Industrial energy demand has steadily increased over the last two decades at annual rate of around 9%. In 2019, the industrial sector was responsible for 33% of the total final energy consumption, accounting for 44% of final electricity demand. To be 1.5°C compatible, the share of electricity in the industrial energy mix would need to reach 76-80% by 2050 from 28% in 2019. Different scenarios demonstrate a rapid decline in direct CO₂ emissions from the industrial sector to 2-6 MtCO₂/yr by 2050, from 25 MtCO₂/yr in 2019, mostly driven by a widespread adoption of energy efficiency measures and an increased penetration of decarbonised electricity (see our analysis of the power sector in Bangladesh).
Energy demand for the industrial sector is currently dominated by fossil fuels (i.e. 73% in 2019), mostly natural gas. All scenarios except one demonstrate a declining trend of fossil energy demand by 2030.

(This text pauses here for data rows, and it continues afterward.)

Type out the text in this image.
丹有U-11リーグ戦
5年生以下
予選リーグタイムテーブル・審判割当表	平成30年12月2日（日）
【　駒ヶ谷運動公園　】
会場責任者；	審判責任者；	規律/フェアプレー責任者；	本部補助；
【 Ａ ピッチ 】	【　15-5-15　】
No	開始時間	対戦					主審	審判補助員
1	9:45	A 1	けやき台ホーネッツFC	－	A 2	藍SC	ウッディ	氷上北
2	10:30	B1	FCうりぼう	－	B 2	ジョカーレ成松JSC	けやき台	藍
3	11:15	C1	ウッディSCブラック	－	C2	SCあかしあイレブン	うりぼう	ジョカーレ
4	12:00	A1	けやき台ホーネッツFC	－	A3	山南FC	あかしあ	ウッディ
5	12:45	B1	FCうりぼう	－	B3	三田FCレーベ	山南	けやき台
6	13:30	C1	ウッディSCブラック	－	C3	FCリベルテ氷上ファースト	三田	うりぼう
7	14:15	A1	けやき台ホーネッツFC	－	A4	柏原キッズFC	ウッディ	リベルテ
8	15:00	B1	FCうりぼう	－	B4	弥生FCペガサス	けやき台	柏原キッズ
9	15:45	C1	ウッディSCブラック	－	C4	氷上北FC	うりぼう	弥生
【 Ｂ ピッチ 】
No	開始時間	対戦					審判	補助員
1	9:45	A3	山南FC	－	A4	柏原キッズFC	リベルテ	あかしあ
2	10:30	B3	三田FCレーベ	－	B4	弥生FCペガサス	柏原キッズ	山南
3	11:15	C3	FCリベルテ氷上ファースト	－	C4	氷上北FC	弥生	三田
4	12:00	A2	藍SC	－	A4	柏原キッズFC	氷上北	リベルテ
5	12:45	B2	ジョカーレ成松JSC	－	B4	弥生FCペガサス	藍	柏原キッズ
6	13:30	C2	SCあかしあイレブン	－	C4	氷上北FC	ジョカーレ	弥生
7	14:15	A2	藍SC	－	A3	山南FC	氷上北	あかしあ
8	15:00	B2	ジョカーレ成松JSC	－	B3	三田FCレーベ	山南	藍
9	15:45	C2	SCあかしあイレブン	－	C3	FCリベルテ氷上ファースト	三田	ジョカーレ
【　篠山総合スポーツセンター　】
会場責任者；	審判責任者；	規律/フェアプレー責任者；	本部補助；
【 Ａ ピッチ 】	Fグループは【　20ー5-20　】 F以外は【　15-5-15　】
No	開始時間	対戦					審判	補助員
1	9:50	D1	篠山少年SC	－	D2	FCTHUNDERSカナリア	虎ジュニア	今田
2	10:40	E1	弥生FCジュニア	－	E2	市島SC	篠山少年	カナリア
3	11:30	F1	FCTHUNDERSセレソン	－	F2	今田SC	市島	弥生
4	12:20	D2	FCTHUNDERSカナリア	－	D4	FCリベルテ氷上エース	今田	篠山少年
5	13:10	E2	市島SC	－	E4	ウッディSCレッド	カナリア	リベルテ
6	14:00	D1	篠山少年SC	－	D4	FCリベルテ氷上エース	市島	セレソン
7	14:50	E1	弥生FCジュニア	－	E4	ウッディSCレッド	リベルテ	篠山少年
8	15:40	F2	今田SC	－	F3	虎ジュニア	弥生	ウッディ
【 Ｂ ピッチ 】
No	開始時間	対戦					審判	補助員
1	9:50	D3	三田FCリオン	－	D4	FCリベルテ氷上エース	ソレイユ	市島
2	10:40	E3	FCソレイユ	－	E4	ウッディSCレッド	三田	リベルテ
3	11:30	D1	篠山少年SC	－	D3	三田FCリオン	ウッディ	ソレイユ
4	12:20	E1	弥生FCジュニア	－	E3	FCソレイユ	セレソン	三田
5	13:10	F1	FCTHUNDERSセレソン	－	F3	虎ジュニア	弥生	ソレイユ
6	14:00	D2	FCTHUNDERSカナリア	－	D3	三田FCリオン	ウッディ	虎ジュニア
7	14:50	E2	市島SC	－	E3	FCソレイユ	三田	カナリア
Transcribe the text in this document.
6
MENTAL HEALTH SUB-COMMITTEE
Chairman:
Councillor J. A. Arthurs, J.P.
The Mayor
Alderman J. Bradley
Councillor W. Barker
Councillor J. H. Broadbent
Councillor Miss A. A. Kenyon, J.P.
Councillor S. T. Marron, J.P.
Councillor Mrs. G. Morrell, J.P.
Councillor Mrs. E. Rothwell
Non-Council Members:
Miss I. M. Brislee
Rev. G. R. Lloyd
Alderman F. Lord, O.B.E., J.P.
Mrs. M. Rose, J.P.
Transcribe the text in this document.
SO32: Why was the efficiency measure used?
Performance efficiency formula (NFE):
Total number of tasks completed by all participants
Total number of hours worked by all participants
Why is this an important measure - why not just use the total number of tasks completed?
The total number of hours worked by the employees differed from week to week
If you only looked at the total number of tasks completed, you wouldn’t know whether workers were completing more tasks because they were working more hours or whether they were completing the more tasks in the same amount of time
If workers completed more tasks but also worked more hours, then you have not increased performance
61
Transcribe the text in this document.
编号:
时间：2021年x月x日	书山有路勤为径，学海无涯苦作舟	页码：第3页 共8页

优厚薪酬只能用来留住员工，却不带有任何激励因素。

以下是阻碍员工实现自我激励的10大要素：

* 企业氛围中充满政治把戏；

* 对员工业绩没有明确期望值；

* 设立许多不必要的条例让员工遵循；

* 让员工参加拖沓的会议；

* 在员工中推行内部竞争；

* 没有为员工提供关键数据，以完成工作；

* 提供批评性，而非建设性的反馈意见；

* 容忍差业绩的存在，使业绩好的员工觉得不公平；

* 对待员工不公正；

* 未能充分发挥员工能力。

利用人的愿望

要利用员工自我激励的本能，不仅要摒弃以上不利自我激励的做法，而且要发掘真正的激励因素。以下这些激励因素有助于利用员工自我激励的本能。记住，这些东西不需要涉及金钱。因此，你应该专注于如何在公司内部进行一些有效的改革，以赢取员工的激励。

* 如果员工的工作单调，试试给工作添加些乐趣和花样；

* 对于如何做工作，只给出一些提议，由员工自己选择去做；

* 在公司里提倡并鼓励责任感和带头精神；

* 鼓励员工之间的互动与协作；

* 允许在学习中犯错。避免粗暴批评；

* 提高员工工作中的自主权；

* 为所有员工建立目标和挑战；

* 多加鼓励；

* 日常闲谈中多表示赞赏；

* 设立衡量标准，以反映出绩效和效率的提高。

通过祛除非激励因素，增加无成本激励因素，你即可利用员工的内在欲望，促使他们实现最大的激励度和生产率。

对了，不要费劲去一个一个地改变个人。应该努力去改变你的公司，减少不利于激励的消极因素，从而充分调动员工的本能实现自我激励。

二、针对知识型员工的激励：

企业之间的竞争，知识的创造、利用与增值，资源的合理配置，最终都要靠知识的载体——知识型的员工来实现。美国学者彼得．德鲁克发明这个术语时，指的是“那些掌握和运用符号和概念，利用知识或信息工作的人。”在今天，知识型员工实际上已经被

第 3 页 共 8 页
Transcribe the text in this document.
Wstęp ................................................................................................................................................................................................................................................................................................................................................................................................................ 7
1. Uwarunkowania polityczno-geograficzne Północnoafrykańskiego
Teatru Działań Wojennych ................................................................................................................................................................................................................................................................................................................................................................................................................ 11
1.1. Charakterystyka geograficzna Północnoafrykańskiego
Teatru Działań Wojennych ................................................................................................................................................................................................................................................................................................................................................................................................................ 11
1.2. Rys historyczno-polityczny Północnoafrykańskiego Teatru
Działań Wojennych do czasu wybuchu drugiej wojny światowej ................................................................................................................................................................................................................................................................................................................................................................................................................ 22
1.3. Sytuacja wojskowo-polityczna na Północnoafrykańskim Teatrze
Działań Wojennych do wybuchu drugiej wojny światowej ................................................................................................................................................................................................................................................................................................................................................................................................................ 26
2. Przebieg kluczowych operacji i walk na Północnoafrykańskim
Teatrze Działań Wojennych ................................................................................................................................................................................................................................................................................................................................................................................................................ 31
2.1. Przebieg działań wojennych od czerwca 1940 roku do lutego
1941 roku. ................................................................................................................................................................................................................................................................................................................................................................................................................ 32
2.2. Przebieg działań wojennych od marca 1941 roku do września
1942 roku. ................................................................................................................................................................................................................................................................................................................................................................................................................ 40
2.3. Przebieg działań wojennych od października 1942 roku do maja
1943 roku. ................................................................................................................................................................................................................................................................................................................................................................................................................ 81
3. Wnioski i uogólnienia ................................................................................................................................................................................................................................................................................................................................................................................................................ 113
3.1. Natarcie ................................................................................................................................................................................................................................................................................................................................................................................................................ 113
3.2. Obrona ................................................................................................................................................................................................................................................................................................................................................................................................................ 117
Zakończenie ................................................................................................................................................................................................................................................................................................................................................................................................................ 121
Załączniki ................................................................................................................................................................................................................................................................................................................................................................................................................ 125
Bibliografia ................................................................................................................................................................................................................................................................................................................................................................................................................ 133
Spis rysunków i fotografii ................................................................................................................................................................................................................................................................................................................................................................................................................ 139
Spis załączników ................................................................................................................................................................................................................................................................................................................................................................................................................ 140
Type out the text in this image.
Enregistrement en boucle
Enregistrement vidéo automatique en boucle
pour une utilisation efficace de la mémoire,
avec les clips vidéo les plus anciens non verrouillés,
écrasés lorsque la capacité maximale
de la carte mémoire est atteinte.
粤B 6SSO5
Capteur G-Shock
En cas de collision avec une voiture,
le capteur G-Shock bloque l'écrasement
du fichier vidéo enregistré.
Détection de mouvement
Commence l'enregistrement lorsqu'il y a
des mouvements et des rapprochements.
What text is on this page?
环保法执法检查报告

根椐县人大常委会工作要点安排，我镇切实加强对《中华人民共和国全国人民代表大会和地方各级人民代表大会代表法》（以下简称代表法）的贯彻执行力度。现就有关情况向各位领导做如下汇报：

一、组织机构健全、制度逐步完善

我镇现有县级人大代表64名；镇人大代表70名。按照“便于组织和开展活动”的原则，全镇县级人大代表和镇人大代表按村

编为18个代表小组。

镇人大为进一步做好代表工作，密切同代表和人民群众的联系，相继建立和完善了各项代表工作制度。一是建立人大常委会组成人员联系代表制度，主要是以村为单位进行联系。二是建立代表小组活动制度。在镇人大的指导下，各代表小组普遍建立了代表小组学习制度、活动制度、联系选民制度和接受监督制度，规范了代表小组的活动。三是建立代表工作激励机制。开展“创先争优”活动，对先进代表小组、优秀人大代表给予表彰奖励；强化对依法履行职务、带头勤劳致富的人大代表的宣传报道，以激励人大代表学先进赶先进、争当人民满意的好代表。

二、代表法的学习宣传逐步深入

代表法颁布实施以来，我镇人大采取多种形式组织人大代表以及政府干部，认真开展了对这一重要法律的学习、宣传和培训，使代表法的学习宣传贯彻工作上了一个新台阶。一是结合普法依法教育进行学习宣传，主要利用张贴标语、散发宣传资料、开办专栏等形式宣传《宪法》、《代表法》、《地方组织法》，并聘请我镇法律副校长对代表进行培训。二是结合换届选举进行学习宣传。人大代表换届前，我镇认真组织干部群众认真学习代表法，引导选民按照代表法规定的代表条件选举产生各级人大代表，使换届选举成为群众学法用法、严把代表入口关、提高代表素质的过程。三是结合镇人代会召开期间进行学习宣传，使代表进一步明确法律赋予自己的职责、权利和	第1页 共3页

In 2015, the Ministry of Power, Energy and Mineral Resources launched Energy Efficiency and Conservation Master Plan up to 2030, outlining how to reduce the industrial sector’s energy intensity by 20% by 2030 (compared to 2013 levels). Through energy efficiency and conservation measures, it also aims to reduce the sector’s energy consumption by 20%, leading to up to a 10.5% reduction in total energy consumption. Additionally, the Green Transformation Fund (GTF) of Bangladesh (USD$ 200 million) finances manufacturing technology upgrades for energy and water efficiency outcomes, and was recently expanded to include all subsectors.